Ukrainekrieg: Warnung vor Sichtweise als Kampf "Gut gegen Böse"
Eine im Ukrainekrieg zu beobachtende gefährliche Entwicklung ist eine rein moralische Deutung des Geschehens als Kampf "Gut gegen Böse". Dies führe zu Hass auf einen absoluten Feind und entmenschliche diesen, warnte der an der Katholischen Privat-Universität (KU) Linz lehrende Philosoph und Ethiker Max Gottschlich, der auch eine beratende Funktion im Verteidigungsministerium innehat. Auch wenn man gegen jede Aggression mit Nachdruck auftreten müsse, sei es deshalb nicht gerechtfertigt, Russen und Russinnen eine Kollektivschuld zuzuschreiben. Der Experte plädierte für die Aufrechterhaltung von Gesprächskanälen und diplomatischen Initiativen, die die Anerkennung des anderen als Mensch vermittelten.
Isolationspolitik und Waffenlieferungen an die Ukraine würden jedenfalls nicht ausreichen, so Gottschlich. Man dürfe gerade in dieser schwierigen Phase, in der das politische Handeln vor den größten Herausforderungen steht, nicht die Bereitschaft verlieren, sich selbst und sein Handeln mit den Augen des anderen zu betrachten.
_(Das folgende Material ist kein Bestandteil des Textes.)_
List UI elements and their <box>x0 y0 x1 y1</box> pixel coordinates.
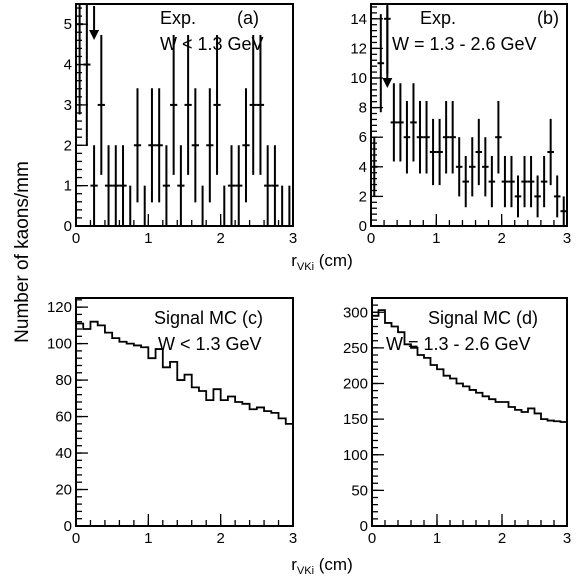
y-tick-label: 5 <box>64 16 72 33</box>
y-tick-label: 60 <box>55 409 72 426</box>
y-tick-label: 300 <box>343 304 368 321</box>
y-tick-label: 0 <box>64 218 72 235</box>
x-tick-label: 0 <box>368 530 376 547</box>
panel-annotation: W < 1.3 GeV <box>158 334 262 354</box>
x-tick-label: 3 <box>289 230 297 247</box>
panel-annotation: W = 1.3 - 2.6 GeV <box>392 34 537 54</box>
panel-annotation: W < 1.3 GeV <box>160 34 264 54</box>
x-tick-label: 0 <box>72 530 80 547</box>
y-tick-label: 14 <box>350 11 367 28</box>
x-tick-label: 0 <box>367 230 375 247</box>
x-tick-label: 3 <box>563 230 571 247</box>
y-tick-label: 4 <box>359 159 367 176</box>
cut-arrow-head <box>89 30 100 40</box>
cut-arrow-head <box>382 78 393 88</box>
panel-label: (a) <box>237 8 259 28</box>
y-tick-label: 100 <box>47 336 72 353</box>
y-tick-label: 100 <box>343 447 368 464</box>
histogram-line <box>372 309 567 423</box>
y-tick-label: 120 <box>47 299 72 316</box>
x-tick-label: 1 <box>144 230 152 247</box>
x-tick-label: 0 <box>72 230 80 247</box>
x-tick-label: 2 <box>216 230 224 247</box>
y-tick-label: 250 <box>343 340 368 357</box>
y-tick-label: 2 <box>64 137 72 154</box>
panel-annotation: Signal MC (d) <box>428 308 538 328</box>
y-tick-label: 200 <box>343 376 368 393</box>
y-tick-label: 3 <box>64 97 72 114</box>
x-axis-label-bottom: rVKi (cm) <box>291 555 353 577</box>
y-tick-label: 40 <box>55 445 72 462</box>
panel-d: 0 1 2 3 0 50 100 150 200 250 300 Signal MC (d) W = 1… <box>343 297 571 547</box>
y-tick-label: 20 <box>55 482 72 499</box>
y-tick-label: 0 <box>360 518 368 535</box>
panel-label: (b) <box>537 8 559 28</box>
y-tick-label: 8 <box>359 100 367 117</box>
x-tick-label: 2 <box>498 530 506 547</box>
plot-frame <box>370 3 568 227</box>
y-tick-label: 12 <box>350 40 367 57</box>
x-tick-label: 1 <box>433 530 441 547</box>
y-tick-label: 2 <box>359 188 367 205</box>
panel-a: 0 1 2 3 0 1 2 3 4 5 Exp. W < 1.3 GeV (a) <box>64 3 297 247</box>
plot-frame <box>75 297 294 527</box>
y-tick-label: 0 <box>359 218 367 235</box>
plot-frame <box>75 3 294 227</box>
y-tick-label: 1 <box>64 178 72 195</box>
x-tick-label: 3 <box>289 530 297 547</box>
panel-annotation: Exp. <box>420 8 456 28</box>
y-tick-label: 150 <box>343 411 368 428</box>
panel-c: 0 1 2 3 0 20 40 60 80 100 120 Signal MC (c) W < 1.3 … <box>47 297 297 547</box>
x-tick-label: 2 <box>497 230 505 247</box>
x-axis-label-top: rVKi (cm) <box>291 251 353 273</box>
y-tick-label: 4 <box>64 57 72 74</box>
y-tick-label: 50 <box>351 482 368 499</box>
x-tick-label: 1 <box>144 530 152 547</box>
y-tick-label: 6 <box>359 129 367 146</box>
x-tick-label: 1 <box>432 230 440 247</box>
y-axis-label: Number of kaons/mm <box>12 161 33 343</box>
panel-annotation: Signal MC (c) <box>154 308 263 328</box>
panel-annotation: Exp. <box>160 8 196 28</box>
x-tick-label: 3 <box>563 530 571 547</box>
y-tick-label: 10 <box>350 70 367 87</box>
histogram-line <box>76 320 293 425</box>
y-tick-label: 80 <box>55 372 72 389</box>
y-tick-label: 0 <box>64 518 72 535</box>
x-tick-label: 2 <box>216 530 224 547</box>
panel-annotation: W = 1.3 - 2.6 GeV <box>386 334 531 354</box>
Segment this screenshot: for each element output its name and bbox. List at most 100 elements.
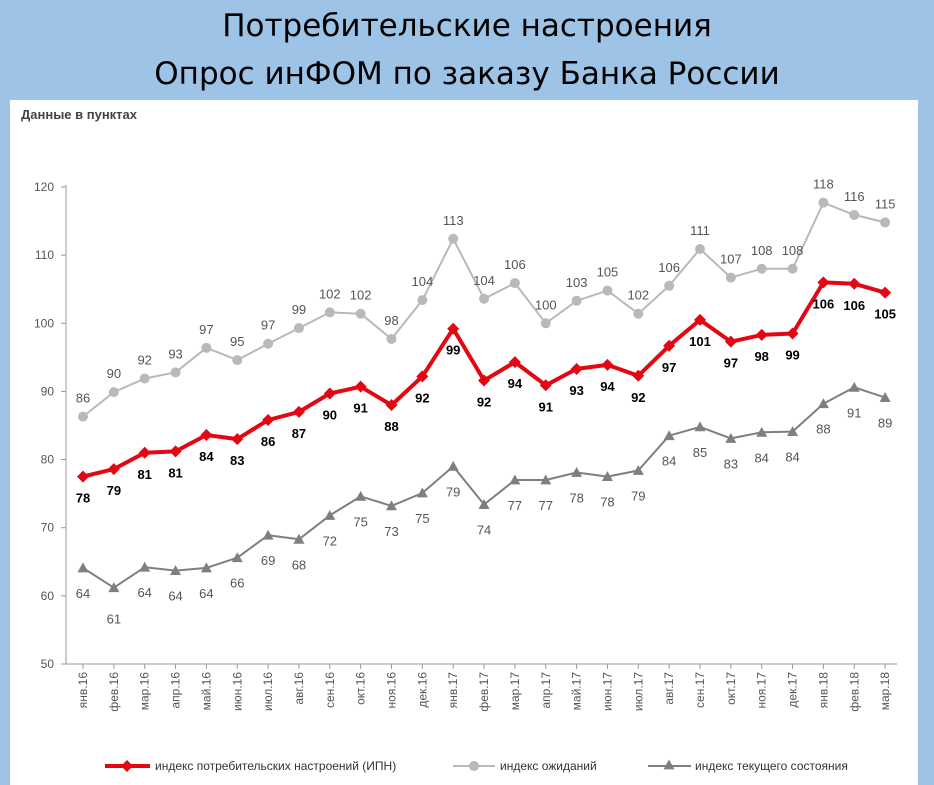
data-label-ipn: 86 [261, 434, 275, 449]
data-label-expectations: 102 [627, 288, 649, 303]
data-label-current-state: 89 [878, 416, 892, 431]
data-label-expectations: 100 [535, 297, 557, 312]
data-label-current-state: 69 [261, 553, 275, 568]
point-current-state [77, 562, 89, 573]
data-label-current-state: 64 [168, 589, 182, 604]
data-label-ipn: 99 [446, 343, 460, 358]
data-label-current-state: 68 [292, 557, 306, 572]
point-expectations [386, 333, 397, 344]
data-label-ipn: 87 [292, 426, 306, 441]
point-ipn [262, 414, 275, 427]
title-line-1: Потребительские настроения [222, 8, 712, 44]
data-label-current-state: 84 [785, 450, 799, 465]
data-label-ipn: 93 [569, 383, 583, 398]
point-ipn [848, 277, 861, 290]
point-current-state [231, 552, 243, 563]
point-ipn [879, 286, 892, 299]
point-expectations [324, 307, 335, 318]
data-label-expectations: 92 [137, 352, 151, 367]
data-label-expectations: 115 [875, 196, 896, 211]
point-expectations [170, 367, 181, 378]
data-label-current-state: 85 [693, 445, 707, 460]
point-expectations [78, 411, 88, 422]
point-ipn [694, 313, 706, 326]
data-label-expectations: 113 [443, 213, 464, 228]
point-expectations [479, 293, 490, 304]
data-label-expectations: 108 [751, 243, 773, 258]
data-label-ipn: 92 [631, 390, 645, 405]
data-label-current-state: 64 [137, 585, 151, 600]
chart-subtitle: Данные в пунктах [21, 107, 138, 122]
data-label-expectations: 97 [199, 322, 213, 337]
x-tick-label: июл.17 [631, 672, 645, 711]
point-current-state [571, 467, 583, 477]
data-label-ipn: 78 [76, 491, 90, 506]
point-ipn [817, 276, 830, 289]
point-ipn [755, 328, 768, 341]
point-ipn [508, 356, 521, 369]
point-expectations [880, 217, 891, 228]
point-current-state [293, 533, 305, 544]
point-current-state [478, 499, 490, 509]
y-tick-label: 60 [41, 589, 55, 603]
data-label-expectations: 106 [658, 260, 680, 275]
x-tick-label: фев.17 [477, 672, 491, 712]
legend-label-ipn: индекс потребительских настроений (ИПН) [155, 759, 396, 773]
x-tick-label: дек.17 [786, 672, 800, 708]
data-label-expectations: 108 [782, 243, 804, 258]
point-ipn [231, 433, 244, 446]
point-ipn [632, 369, 645, 382]
x-tick-label: апр.17 [539, 672, 553, 709]
data-label-ipn: 81 [137, 467, 151, 482]
y-tick-label: 80 [41, 453, 55, 467]
x-tick-label: июн.16 [230, 672, 244, 711]
point-ipn [724, 335, 737, 348]
point-expectations [818, 197, 829, 208]
data-label-current-state: 73 [384, 524, 398, 539]
point-expectations [571, 295, 582, 306]
data-label-ipn: 79 [107, 483, 121, 498]
data-label-ipn: 92 [415, 390, 429, 405]
y-tick-label: 120 [34, 180, 54, 194]
legend-marker-expectations [469, 761, 479, 771]
x-tick-label: фев.16 [107, 672, 121, 712]
data-label-expectations: 86 [76, 391, 90, 406]
point-expectations [664, 280, 675, 291]
data-label-ipn: 97 [662, 360, 676, 375]
data-label-ipn: 97 [724, 356, 738, 371]
point-current-state [416, 487, 428, 498]
data-label-current-state: 78 [600, 495, 614, 510]
data-label-expectations: 104 [411, 274, 433, 289]
x-tick-label: мар.17 [508, 672, 522, 711]
data-label-ipn: 106 [843, 298, 865, 313]
point-expectations [201, 342, 212, 353]
point-ipn [539, 379, 552, 392]
data-label-current-state: 64 [76, 586, 90, 601]
point-ipn [663, 339, 676, 352]
point-expectations [417, 295, 428, 306]
data-label-current-state: 84 [754, 450, 768, 465]
point-ipn [786, 327, 799, 340]
legend-label-current-state: индекс текущего состояния [695, 759, 848, 773]
point-current-state [509, 474, 521, 485]
point-expectations [695, 244, 705, 255]
data-label-expectations: 93 [168, 346, 182, 361]
data-label-current-state: 88 [816, 422, 830, 437]
data-label-current-state: 78 [569, 491, 583, 506]
data-label-current-state: 83 [724, 456, 738, 471]
data-label-current-state: 84 [662, 454, 676, 469]
x-tick-label: окт.17 [724, 672, 738, 705]
point-current-state [817, 398, 829, 409]
point-ipn [416, 370, 429, 383]
point-ipn [169, 445, 182, 458]
point-expectations [633, 308, 644, 319]
x-tick-label: дек.16 [415, 672, 429, 708]
data-label-ipn: 91 [353, 401, 367, 416]
data-label-expectations: 105 [597, 265, 619, 280]
data-label-ipn: 99 [785, 348, 799, 363]
point-current-state [879, 392, 891, 402]
point-expectations [263, 338, 274, 349]
data-label-expectations: 104 [473, 273, 495, 288]
y-tick-label: 50 [41, 657, 55, 671]
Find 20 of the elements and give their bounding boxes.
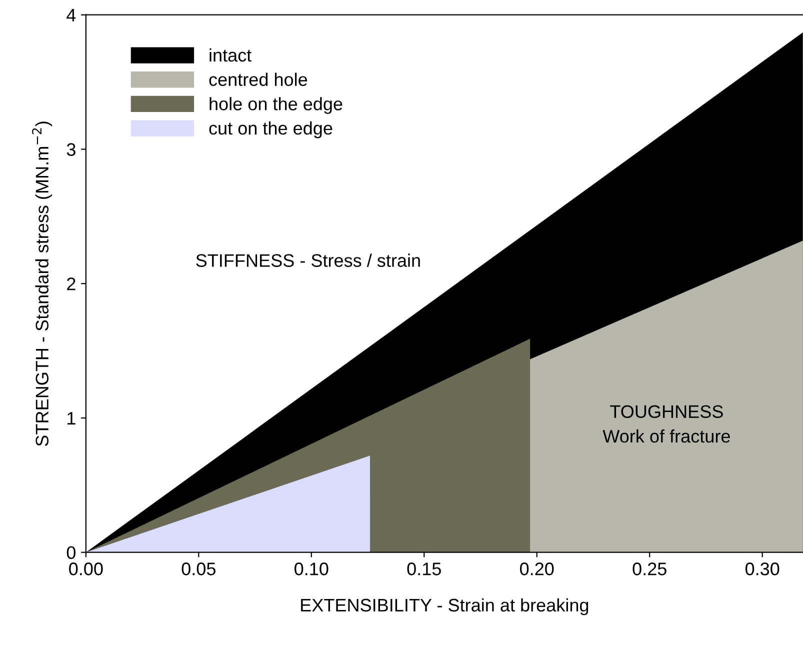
x-tick-label: 0.25 <box>632 562 666 576</box>
x-tick-label: 0.15 <box>407 562 441 576</box>
legend-label: intact <box>210 48 252 62</box>
x-tick-label: 0.10 <box>294 562 328 576</box>
y-tick-label: 0 <box>66 546 76 560</box>
x-tick-label: 0.20 <box>520 562 554 576</box>
x-axis-title: EXTENSIBILITY - Strain at breaking <box>301 598 588 616</box>
y-tick-label: 4 <box>66 8 76 22</box>
legend-label: centred hole <box>209 72 308 86</box>
y-tick-label: 3 <box>66 143 76 156</box>
annotation: TOUGHNESS Work of fracture <box>602 405 730 443</box>
y-tick-label: 2 <box>67 278 76 290</box>
legend-label: cut on the edge <box>209 121 332 138</box>
x-tick-label: 0.05 <box>182 562 216 576</box>
legend-label: hole on the edge <box>210 97 342 114</box>
x-tick-label: 0.00 <box>69 562 103 576</box>
annotation: STIFFNESS - Stress / strain <box>196 254 420 267</box>
x-tick-label: 0.30 <box>745 562 780 576</box>
y-tick-label: 1 <box>68 412 76 425</box>
y-axis-title: STRENGTH - Standard stress (MN.m$^{−2}$) <box>32 122 52 446</box>
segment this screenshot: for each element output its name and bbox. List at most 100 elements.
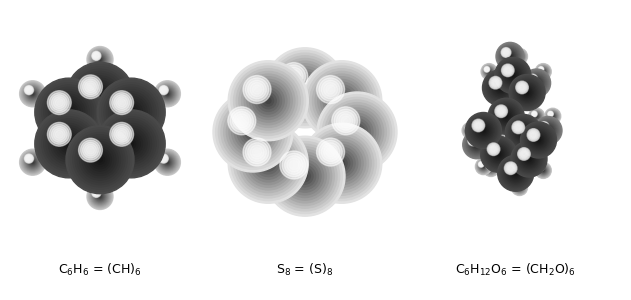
- Ellipse shape: [496, 124, 505, 134]
- Ellipse shape: [297, 80, 313, 96]
- Ellipse shape: [530, 76, 535, 82]
- Ellipse shape: [488, 71, 490, 72]
- Ellipse shape: [487, 142, 510, 166]
- Ellipse shape: [464, 124, 476, 136]
- Ellipse shape: [519, 84, 536, 101]
- Ellipse shape: [532, 78, 541, 88]
- Ellipse shape: [478, 124, 490, 136]
- Ellipse shape: [127, 139, 136, 148]
- Ellipse shape: [124, 137, 138, 151]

Gottschlich äußerte sich im Rahmen der Generalversammlung des Fördervereins "Freunde der Katholischen Privat-Universität Linz", bei der neben den üblichen Vereinsagenden der Krieg in der Ukraine zentrales Thema war, wie es in einer KU-Aussendung am Freitag hieß. Vereinsobmann Klaus Kumpfmüller - er ist Generaldirektor der Hypo Oberösterreich - äußerte sich zu volkswirtschaftlichen Auswirkungen des Angriffskrieges. Sein ungeschminkter Befund: Während zu Jahresanfang 2022 die wirtschaftliche Lage in Österreich mit hohen Beschäftigungsquoten, großen Wachstumsraten und guten Entwicklungen an Aktien- und Finanzmärkten sogar über Vor-Corona-Niveau war, habe der 24. Februar 2022 - als die russische Invasion begann - alles geändert.
Krieg mindert Wohlstand in Europa
Die Verflechtungen der österreichischen Wirtschaft mit der Ukraine, aber besonders auch mit Russland seien so hoch, dass von einem Wohlstandsverlust ausgegangen werden muss, so Kumpfmüller. Die starke Betroffenheit ganz Europas bedeute auch einen enormen Wettbewerbsnachteil gegenüber den USA. Ein Stopp der Gaslieferungen würde für Österreich eine dramatische Situation vergleichbar dem Lockdown im März 2020 herbeiführen, sagte der Ökonom.
In der anschließenden Diskussion unterstrich OÖ-Landesrat Markus Achleitner, dass man trotz der klaren Verurteilung des Krieges die Brücken nicht völlig abbrechen dürfe und eine Gesprächsbasis erhalten müsse - auch, um weiterhin Handlungsoptionen zu haben. Beängstigend sei, dass sich die Eskalationsschraube immer noch weiterdrehe und momentan kaum erkennbar sei, wie man dies unterbrechen könne.
Der Rektor der KU Linz, Christoph Niemand, blickte auf Projekte voraus, die aus den Spenden der "Freunde der KU Linz" finanziert werden sollen, namentlich die personelle Ausstattung von Forschungsprojekten, bedarfsorientierten Studienangeboten und die Unterstützung des als mehrteilige öffentliche Veranstaltungsreihe angelegten Jubiläums "350 Jahre KU Linz" im Studienjahr 2022/23.